Он побродил по комнате, пальцем нарисовал рожицу на пыльной крышке телевизора и свалился на диван, сцепив кисти рук под головой и задумчиво насвистывая «На Авиньонском мосту».
Что ж, картина в общем ясна. Надо полагать, эти «колибри» слишком дорожат своей репутацией, чтобы морочить клиентам головы. Да и к тому же все это совпадает с его личным впечатлением. Трудно представить себе прохвоста с таким лицом…
Уставясь неподвижным взглядом в потолок, он долго лежал не шевелясь, равнодушно перебирая в памяти обрывки воспоминаний. Характерный, всегда почему-то отдающий мылом, запах парижского метро. Стремительное мелькание реклам за окном вагона — «Дюбо — Дюбон — Дюбоннэ, Дюбо — Дюбон…» Загорелые ноги Дезире на пляже Жюан-ле-Пен с присохшими к коже песчинками и крошечными ракушками. Изъеденная столетиями поверхность выветрившегося серого камня на верхней галерее Нотр-Дам. Веселый толстяк марселец — буфетчик из третьего класса пакетбота «Груа». Неправдоподобные закаты над Южной Атлантикой. Танки дивизии Леклерка, утопающие в грязи на размытых осенними дождями полях под Страсбургом. Похожий на Клемансо старик Пьер, макизар, умерший в госпитале. Белые флаги среди развалин прирейнских городков. Ослепительная улыбка какой-то мулатки в порту Рио и зеленые зерна кофе, хрустящие под ногами на мостовых Сантоса…
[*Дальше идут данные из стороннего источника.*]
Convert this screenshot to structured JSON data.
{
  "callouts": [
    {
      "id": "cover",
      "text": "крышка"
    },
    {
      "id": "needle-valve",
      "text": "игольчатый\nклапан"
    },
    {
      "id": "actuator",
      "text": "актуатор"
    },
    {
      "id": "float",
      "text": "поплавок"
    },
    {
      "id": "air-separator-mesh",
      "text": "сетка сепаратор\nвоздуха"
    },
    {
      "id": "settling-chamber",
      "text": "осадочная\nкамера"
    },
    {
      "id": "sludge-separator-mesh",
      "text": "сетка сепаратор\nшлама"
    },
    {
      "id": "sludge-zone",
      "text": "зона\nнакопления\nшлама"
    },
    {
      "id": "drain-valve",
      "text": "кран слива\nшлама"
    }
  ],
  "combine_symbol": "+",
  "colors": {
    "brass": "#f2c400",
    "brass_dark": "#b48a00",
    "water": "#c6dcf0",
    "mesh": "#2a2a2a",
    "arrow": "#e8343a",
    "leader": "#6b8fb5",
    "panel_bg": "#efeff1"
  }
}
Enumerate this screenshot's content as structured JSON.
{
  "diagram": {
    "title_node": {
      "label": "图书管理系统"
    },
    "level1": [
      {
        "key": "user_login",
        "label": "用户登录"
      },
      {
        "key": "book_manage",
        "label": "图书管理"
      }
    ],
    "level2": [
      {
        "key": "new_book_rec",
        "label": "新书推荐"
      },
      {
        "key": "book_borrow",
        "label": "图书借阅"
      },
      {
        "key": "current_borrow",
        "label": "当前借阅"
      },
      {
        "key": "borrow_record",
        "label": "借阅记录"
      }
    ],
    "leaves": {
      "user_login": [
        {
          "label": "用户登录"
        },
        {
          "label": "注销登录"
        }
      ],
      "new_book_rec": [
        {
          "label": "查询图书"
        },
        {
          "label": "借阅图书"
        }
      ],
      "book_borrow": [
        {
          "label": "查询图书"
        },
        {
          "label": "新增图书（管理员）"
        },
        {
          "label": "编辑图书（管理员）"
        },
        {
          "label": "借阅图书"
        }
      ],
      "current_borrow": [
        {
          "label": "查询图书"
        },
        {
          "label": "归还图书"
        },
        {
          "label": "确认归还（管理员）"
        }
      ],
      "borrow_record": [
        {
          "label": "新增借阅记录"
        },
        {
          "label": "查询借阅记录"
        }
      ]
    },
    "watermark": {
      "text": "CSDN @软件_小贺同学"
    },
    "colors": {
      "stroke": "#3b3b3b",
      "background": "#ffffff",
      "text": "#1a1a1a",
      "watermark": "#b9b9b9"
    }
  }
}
Когда онемели закинутые под голову руки, Жерар повернулся на бок и закрыл глаза. Все это хорошо, но нужно решать, как быть дальше — с Элен, с этим мальчишкой Ларральде. Решать? Или предоставить решение им самим, вернее — ей? Это было бы, разумеется, самое правильное… Но как это сделать?
Не скажешь же ей прямо: «Послушай, шери, я никакого счастья дать тебе не могу, поэтому присмотрись получше к этому молодому тубибу…»
Около двух часов Жерар отправился обедать. Погода была прохладная, пасмурная, после вчерашней неистовой жары видеть серенькое, напоминающее Европу небо было особенно отрадно.